The greatest blow against the truth occurred in August 1996. Cambodia's two prime ministers--Hun Sen, himself a former Khmer Rouge soldier, and the royalist leader Prince Ranariddh--competed to offer amnesty to Ieng Sary, Pol Pot's deputy. Amnesty International protested strongly. ""Impunity,'' said Amnesty, ""is one of the main contributing factors to continuing cycles of human-rights violations worldwide.'' That is certainly true of Cambodia today--disastrously so, given the suffering of the country in the last three decades, and given also the huge effort there by the U.N. peacekeeping operation in 1992-93.

That operation resulted in moving elections. The royalists won a resounding victory, but the ruling People's Party (the former communists) under Hun Sen refused to give up power. So the U.N. allowed a coalition of the two parties, in which both Ranariddh and Hun Sen would be prime ministers. The prince was no match for Hun Sen, who has retained most real power. More effective opposition has come from Sam Rainsy, a former finance minister who fell out with both prime ministers because he wanted to slash corruption, and who set up his own Khmer Nation Party. On March 30, 1997, Rainsy was holding a peaceful, legal political meeting in Phnom Penh when men thought to be working for Hun Sen flung grenades into the crowd. More than 100 people, including women and children, were killed, horribly.

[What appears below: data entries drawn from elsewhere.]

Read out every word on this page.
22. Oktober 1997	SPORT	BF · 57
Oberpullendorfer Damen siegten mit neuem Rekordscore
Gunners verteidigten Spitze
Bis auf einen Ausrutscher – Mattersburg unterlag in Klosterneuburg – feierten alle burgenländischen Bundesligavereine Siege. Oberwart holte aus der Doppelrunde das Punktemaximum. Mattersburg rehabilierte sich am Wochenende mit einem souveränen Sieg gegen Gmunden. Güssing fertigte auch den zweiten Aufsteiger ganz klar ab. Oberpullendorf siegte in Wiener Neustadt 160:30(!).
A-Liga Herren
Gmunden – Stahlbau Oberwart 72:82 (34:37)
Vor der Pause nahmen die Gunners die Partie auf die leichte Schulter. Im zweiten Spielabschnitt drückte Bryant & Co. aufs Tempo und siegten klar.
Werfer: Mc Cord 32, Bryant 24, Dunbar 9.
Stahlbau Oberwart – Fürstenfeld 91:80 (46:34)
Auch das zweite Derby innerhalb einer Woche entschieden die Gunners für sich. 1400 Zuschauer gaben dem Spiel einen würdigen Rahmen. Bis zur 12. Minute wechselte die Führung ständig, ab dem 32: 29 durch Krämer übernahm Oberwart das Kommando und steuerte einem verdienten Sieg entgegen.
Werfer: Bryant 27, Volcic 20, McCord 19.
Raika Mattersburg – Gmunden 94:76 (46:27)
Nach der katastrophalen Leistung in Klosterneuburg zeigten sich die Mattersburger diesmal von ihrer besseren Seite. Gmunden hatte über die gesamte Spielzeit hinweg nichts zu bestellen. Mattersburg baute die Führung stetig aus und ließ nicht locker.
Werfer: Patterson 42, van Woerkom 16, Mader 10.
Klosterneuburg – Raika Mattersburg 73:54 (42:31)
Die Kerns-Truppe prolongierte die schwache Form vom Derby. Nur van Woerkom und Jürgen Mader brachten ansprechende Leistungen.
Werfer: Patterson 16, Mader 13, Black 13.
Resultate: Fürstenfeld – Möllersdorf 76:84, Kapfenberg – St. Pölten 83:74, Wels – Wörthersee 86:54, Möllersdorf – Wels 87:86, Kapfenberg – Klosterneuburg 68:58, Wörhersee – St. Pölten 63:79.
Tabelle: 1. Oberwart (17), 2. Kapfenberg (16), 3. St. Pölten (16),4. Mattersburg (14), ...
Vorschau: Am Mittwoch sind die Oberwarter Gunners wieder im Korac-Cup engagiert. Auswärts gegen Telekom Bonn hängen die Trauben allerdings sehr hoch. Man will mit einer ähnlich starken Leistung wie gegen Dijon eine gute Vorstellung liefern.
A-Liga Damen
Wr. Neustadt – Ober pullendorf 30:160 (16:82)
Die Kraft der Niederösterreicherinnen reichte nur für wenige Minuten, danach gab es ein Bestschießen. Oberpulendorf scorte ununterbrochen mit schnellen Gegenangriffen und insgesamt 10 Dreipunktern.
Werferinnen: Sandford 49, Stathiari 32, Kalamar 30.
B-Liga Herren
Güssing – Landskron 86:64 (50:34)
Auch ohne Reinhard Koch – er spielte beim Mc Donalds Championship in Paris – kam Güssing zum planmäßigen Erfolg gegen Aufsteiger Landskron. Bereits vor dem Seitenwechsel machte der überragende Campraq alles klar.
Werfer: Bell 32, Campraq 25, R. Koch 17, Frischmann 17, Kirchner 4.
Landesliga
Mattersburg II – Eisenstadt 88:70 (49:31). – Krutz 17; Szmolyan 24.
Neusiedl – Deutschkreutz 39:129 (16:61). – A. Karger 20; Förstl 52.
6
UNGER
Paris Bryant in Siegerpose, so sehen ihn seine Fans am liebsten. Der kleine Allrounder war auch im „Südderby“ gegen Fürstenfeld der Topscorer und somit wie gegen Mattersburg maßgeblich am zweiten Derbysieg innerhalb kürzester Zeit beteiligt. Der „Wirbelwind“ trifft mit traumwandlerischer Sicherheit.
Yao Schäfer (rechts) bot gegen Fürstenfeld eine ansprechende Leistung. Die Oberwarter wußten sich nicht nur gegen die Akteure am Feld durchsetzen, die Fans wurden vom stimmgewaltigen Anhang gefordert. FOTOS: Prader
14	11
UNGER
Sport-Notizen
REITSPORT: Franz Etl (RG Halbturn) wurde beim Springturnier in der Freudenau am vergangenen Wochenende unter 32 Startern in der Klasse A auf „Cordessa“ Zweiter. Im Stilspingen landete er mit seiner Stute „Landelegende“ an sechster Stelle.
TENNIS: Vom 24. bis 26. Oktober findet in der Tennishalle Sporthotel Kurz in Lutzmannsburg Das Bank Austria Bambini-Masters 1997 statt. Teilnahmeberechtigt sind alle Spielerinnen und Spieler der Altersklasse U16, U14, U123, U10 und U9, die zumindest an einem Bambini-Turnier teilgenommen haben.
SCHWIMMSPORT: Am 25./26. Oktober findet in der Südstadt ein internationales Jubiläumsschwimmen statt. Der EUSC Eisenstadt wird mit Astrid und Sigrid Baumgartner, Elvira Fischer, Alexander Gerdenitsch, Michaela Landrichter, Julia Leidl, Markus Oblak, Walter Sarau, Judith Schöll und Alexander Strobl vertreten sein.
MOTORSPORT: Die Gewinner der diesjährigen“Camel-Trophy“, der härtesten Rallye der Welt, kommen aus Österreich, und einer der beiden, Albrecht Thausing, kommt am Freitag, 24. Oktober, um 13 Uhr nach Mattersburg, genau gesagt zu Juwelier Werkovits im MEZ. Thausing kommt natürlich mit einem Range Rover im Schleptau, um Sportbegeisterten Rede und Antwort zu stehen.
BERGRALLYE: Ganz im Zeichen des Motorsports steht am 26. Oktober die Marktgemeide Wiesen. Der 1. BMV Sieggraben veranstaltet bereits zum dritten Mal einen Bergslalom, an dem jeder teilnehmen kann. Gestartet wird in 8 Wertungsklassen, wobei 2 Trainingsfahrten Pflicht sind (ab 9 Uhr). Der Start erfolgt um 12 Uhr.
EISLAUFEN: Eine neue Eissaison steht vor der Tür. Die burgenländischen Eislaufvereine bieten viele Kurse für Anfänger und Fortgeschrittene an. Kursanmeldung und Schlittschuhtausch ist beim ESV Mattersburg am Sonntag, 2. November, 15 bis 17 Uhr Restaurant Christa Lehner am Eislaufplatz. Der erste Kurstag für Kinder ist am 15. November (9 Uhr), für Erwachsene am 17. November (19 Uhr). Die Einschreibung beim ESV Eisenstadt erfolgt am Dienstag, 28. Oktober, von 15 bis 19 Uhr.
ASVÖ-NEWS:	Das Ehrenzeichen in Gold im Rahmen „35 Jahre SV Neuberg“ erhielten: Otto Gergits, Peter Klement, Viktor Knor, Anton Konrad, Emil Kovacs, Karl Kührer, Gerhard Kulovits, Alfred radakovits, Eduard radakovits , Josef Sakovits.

Last summer Hun Sen accused Ranariddh of collaborating with Pol Pot. Ranariddh fled the country to avoid arrest by his co-prime minister, who staged a violent coup against the coalition government. Since then Hun Sen's thugs have murdered at least 60 and perhaps more than 100 of Ranariddh's colleagues. Ranariddh returned briefly this month after his father, King Sihanouk, on Hun Sen's recommendation issued a pardon for any crimes he might have committed.

There are to be elections in July--the first since those in 1993. There is a real risk that these will be a travesty designed only to perpetuate Hun Sen's power. The ASEAN states, the European Union and the United Nations are all nervously wondering how far to finance or monitor the elections, given that no voting is likely to be even halfway free or fair. But the outside world is not powerless. Cambodia's tiny economy is totally dependent on foreign aid, which should be made contingent on Hun Sen's doing everything to create a neutral political environment. At present, the nation lives in fear.

Prince Ranariddh must be allowed to participate fully in the electoral process. So must all his party offices in the provinces (much more difficult, since Hun Sen's police and militia are the only force in most rural areas). All other parties should be allowed to open offices throughout the country and have equal access to the state press, radio and television. This applies especially to Rainsy's party. Despite the grenade attack and other threats, Rainsy has continued bravely. His thin, intense presence is far more popular in Phnom Penh than that of either prime minister. Rainsy seems to be emerging as the leader of choice for all those disillusioned with both Hun Sen's violent corruption and Ranariddh's ineffectual lack of vision.

But if Rainsy is to have any chance, Hun Sen's lawlessness must be curbed--by the donor nations and the five permanent members of the U.N. Security Council, all of whom are committed under the 1991 Paris Peace Agreement to uphold democracy in Cambodia. Of course it would be easier for the world to look the other way and allow Hun Sen to intimidate, murder, bribe his way to victory and then say, ""At least that's resolved.'' But victory on those terms will be another defeat for Cambodia. It will postpone even longer the emergence of the rule of law and civil society--which any country must have if it is to prosper and progress.

If the international community means it when it says ""never again'' of Pol Pot, it must say ""no'' to Hun Sen now. And mean it.

SHAWCROSS is the author of ''Sideshow,'' a history of Cambodia in the 1970s, and is presently working on a book on the United Nations.